Nous faisons une halte dans une station-service Total où je découvre une sorte de mini mosquée sur un tout petit espace, qui offre juste assez de place pour un tapis de bain.
Je me réjouis de voir qu’en Tunisie, les pompistes sont en uniforme avec casquette rouge comme en France dans les années 60. Ce sont eux qui tiennent les pompes avec un oeil sur l’essence de contrebande omniprésente
La Tunisie épargnée
Chacun est capable de pointer avec son doigt la Tunisie sur une mappemonde les yeux fermés. C’est la pointe extrême du Cap Bon au milieu de l’Afrique du Nord. Il suffit de descendre du doigt en bas jusqu’à la pointe extrême de l’Afrique et on se retrouve au Cap de Bonne Espérance.
La Tunisie est l’un des rares pays arabes qui n’a subi ni grande guerre civile comme la Libye ou au le Liban, ni invasion comme l’Afghanistan l’Irak ou le Koweït. Il a sans doute échappé au malheur par la grâce de ne pas avoir de pétrole comme l’Irak. Le pétrole ayant le don de déclencher aussitôt la convoitise des voisins, la voracité des grandes puissances, et provoquer des ravages et des destructions dans tous les pays qui en sont pourvus.
L’une des raisons est sans doute que sa jeunesse diplômée et culturellement très avancée. Trois tunisiens sur 100 sont étudiants ( 4 sur 100 en France) et plus de la moitié des étudiants sont des étudiantes. Les écoles et les universités sont souvent les plus beaux bâtiments et les mieux entretenus.
La Tunisie fait mentir tous ceux qui disent que le destin d’un pays arabe est d’être tôt ou tard dominé par l’islamisme ou la dictature. L’œuvre politique et démocratique réalisée par la Tunisie est inégalée dans l’histoire récente.
On dirait que la Tunisie se fait tout petit dans le concert des nations pour faire oublier que c’est un des derniers pays arabes qui restent à détruire, on se demande par quel miracle il est passé à travers la voracité malsaine des grandes puissances destructrices.
Pour l’instant il n’est pas dans l’intention immédiate des USA, de la Chine ou de la Russie de déverser un tapis de bombe sur la Tunisie mais la diplomatie étant ce qu’elle est, ça peut changer du jour au lendemain.
Des barrages partout
Des barrages de policiers le long de la route. Les barrages sont des points fixes où les policiers contrôlent plus ou moins les papiers, à la gueule du client. Slim est formidable. Il baratine les flics à chaque barrage. Quand les policiers me voient, ils reconnaissent tout de suite un Français et se demandent ce que je fais là tout seul au milieu de la Tunisie, en pleine nuit.

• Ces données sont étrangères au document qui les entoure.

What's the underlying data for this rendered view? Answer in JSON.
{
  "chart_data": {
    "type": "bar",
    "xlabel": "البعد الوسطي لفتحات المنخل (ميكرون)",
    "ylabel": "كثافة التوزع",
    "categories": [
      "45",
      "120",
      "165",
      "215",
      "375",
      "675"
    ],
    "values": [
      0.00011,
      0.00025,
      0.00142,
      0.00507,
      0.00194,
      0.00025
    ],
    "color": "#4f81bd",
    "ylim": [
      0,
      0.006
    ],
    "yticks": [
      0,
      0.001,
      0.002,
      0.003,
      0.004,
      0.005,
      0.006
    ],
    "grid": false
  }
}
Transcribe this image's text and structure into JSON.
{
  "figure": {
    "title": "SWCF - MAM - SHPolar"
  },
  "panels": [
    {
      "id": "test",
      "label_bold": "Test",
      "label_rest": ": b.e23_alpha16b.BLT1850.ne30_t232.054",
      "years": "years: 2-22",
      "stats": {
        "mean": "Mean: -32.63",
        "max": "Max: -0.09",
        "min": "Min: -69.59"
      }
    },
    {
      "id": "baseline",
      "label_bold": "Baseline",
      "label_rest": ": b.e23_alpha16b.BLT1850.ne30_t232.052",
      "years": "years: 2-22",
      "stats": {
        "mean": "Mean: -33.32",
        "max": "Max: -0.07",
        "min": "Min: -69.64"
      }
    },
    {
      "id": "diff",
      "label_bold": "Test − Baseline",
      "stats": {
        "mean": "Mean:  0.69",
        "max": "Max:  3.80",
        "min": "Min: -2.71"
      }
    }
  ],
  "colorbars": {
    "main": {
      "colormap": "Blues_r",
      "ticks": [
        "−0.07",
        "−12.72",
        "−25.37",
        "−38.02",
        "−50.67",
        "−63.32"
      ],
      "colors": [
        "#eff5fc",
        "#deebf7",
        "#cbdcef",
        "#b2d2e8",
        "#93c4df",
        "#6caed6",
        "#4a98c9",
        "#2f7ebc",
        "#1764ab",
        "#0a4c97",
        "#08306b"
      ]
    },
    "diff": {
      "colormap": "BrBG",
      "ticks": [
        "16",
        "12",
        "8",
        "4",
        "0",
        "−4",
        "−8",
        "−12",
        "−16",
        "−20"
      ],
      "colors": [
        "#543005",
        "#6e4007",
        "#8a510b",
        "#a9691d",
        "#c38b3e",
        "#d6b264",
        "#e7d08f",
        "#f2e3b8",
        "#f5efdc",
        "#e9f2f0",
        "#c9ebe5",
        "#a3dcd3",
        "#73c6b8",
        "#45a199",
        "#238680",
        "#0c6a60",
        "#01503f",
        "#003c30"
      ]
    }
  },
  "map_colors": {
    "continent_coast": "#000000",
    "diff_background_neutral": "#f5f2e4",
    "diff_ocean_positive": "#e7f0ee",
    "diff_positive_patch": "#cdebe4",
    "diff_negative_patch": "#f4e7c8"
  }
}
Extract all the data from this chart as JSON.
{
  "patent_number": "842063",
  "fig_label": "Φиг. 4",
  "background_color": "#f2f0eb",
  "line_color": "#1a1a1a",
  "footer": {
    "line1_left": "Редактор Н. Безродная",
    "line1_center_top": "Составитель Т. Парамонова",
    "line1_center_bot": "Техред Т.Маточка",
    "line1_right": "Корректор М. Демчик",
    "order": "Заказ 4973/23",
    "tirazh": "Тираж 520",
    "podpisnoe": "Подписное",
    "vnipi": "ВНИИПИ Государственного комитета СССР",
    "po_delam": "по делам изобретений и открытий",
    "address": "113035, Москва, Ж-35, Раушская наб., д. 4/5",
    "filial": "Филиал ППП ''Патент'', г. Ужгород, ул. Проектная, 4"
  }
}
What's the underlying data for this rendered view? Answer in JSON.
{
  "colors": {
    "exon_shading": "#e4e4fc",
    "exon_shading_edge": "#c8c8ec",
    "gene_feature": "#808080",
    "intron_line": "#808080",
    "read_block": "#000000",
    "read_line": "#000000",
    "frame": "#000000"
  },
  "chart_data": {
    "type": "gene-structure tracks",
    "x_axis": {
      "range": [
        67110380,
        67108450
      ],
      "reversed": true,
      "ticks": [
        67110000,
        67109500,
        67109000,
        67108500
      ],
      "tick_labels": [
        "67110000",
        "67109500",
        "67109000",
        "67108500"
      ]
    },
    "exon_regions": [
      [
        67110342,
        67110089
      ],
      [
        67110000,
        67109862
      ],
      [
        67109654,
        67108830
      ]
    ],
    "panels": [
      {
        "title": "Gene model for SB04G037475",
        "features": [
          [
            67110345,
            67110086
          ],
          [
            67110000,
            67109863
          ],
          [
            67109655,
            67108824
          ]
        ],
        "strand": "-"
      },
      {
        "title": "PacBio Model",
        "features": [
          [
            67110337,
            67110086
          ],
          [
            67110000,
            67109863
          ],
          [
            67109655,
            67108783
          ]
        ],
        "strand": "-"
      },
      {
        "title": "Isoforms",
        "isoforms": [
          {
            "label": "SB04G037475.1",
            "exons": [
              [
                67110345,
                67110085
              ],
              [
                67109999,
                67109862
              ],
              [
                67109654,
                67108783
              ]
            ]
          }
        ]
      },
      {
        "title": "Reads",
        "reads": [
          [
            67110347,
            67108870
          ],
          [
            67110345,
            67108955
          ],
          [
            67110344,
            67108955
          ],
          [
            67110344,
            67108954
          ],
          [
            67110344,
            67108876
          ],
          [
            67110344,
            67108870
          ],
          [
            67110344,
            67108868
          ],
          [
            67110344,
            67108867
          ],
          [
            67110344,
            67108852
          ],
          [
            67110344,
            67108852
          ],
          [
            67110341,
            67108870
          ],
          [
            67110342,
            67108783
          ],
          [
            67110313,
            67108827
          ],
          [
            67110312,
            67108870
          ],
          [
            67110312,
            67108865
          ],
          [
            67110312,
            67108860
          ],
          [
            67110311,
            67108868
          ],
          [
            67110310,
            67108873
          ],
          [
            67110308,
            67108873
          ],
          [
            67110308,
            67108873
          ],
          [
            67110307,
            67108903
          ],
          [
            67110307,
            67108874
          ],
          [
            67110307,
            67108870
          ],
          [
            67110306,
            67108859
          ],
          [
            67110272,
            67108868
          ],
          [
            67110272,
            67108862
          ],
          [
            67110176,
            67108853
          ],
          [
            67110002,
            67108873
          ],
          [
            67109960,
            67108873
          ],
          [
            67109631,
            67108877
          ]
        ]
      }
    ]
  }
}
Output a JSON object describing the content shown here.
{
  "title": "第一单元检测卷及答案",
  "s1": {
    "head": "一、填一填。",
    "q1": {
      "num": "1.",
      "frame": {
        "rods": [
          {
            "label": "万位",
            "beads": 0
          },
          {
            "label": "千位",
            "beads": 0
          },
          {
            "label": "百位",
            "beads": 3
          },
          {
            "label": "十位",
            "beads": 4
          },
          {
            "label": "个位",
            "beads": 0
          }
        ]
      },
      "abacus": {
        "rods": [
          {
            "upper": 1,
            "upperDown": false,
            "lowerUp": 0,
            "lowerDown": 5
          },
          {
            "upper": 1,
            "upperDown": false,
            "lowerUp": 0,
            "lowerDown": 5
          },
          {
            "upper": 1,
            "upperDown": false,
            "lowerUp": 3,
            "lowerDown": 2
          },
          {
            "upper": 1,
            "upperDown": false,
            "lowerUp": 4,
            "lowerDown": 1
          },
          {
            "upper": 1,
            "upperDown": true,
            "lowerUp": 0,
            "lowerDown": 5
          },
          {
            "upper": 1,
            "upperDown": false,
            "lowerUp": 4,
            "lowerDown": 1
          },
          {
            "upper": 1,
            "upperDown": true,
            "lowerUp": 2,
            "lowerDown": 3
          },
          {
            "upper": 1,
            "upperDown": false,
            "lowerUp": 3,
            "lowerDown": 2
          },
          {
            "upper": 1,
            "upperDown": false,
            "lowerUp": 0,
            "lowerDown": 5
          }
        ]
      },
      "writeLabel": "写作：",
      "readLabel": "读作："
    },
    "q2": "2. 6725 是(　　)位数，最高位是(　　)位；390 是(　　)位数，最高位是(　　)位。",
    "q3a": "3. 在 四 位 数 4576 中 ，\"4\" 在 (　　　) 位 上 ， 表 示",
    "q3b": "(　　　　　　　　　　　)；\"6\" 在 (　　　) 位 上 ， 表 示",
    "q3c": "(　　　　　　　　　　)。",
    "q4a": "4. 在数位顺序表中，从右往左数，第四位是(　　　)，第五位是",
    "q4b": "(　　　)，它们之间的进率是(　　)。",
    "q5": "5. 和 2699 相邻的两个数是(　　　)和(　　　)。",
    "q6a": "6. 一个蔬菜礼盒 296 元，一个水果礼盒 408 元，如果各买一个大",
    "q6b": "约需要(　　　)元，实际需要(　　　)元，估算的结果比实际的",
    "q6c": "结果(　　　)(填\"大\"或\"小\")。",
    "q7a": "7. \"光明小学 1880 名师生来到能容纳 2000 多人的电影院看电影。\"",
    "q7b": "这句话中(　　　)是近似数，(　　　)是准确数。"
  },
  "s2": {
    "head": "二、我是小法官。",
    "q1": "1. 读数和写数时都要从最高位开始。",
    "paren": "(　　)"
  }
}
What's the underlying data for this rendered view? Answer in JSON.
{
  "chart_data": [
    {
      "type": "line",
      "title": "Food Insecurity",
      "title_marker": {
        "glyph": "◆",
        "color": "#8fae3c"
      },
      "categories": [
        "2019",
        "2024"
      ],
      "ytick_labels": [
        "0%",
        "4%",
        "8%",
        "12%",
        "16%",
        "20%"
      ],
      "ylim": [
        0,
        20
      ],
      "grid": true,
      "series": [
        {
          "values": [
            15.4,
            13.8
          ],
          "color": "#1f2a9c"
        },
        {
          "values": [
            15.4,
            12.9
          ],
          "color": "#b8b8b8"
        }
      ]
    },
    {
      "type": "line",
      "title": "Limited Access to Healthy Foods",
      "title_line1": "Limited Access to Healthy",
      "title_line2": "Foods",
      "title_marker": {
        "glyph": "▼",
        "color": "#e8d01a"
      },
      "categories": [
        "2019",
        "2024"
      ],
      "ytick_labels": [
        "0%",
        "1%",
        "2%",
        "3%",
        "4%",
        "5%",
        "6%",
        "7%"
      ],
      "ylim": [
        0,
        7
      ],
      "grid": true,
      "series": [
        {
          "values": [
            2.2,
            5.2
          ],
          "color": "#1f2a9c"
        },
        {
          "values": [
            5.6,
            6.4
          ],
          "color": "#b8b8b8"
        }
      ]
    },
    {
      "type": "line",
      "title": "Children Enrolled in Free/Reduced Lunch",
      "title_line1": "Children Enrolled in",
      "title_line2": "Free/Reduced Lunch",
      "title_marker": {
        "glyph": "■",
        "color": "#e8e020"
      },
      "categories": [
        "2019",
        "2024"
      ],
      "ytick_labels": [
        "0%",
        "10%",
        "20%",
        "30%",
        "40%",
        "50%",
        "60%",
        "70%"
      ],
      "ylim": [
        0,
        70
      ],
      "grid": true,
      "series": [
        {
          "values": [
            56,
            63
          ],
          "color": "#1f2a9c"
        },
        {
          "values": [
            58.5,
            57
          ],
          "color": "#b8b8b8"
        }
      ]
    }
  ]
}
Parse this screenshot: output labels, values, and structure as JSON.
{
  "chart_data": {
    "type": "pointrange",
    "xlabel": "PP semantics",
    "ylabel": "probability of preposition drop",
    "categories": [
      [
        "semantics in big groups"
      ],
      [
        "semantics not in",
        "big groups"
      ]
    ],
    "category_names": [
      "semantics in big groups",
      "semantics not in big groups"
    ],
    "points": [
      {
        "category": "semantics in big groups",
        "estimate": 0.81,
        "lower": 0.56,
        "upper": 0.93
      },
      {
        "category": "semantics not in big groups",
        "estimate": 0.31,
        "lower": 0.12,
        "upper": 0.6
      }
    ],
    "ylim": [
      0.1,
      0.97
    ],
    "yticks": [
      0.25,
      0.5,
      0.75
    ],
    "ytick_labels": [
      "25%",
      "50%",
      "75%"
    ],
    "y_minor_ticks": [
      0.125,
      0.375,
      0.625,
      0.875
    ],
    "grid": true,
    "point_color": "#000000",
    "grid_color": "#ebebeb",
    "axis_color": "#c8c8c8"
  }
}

Mon chauffeur peaufine à loisir une histoire de visite d’un homme d’affaires français désirant investir en Tunisie et créer une société d’import-export de première importance. Baratin qu’il s’amuse à développer et envenimer un peu plus à chaque barrage, ajoutant force détails et précisions. toujours plus volubile. À chaque barrage mon rôle gonfle en importance. Je deviens une sorte de Nabab de la finance. Un grand mogol de la banque. Le montant des investissements est multiplié par 10. Au bout du 5e barrage, j’en suis presque à acheter la moitié de la Tunisie. Slim parle à toute vitesse et à grands gestes comme s’il était pressé de fournir le maximum de détails et se faire bien voir du policier, un peu comme un indicateur professionnel qui chercherait à fournir le maximum de renseignements à la police pour se protéger lui-même. Je vois tout de suite que le policier écoute d’un derrière distrait des propos qui pour lui n’ont strictement aucun intérêt. Le policier opine vaguement d’un air las puis nous laisse très vite pour suivre notre chemin.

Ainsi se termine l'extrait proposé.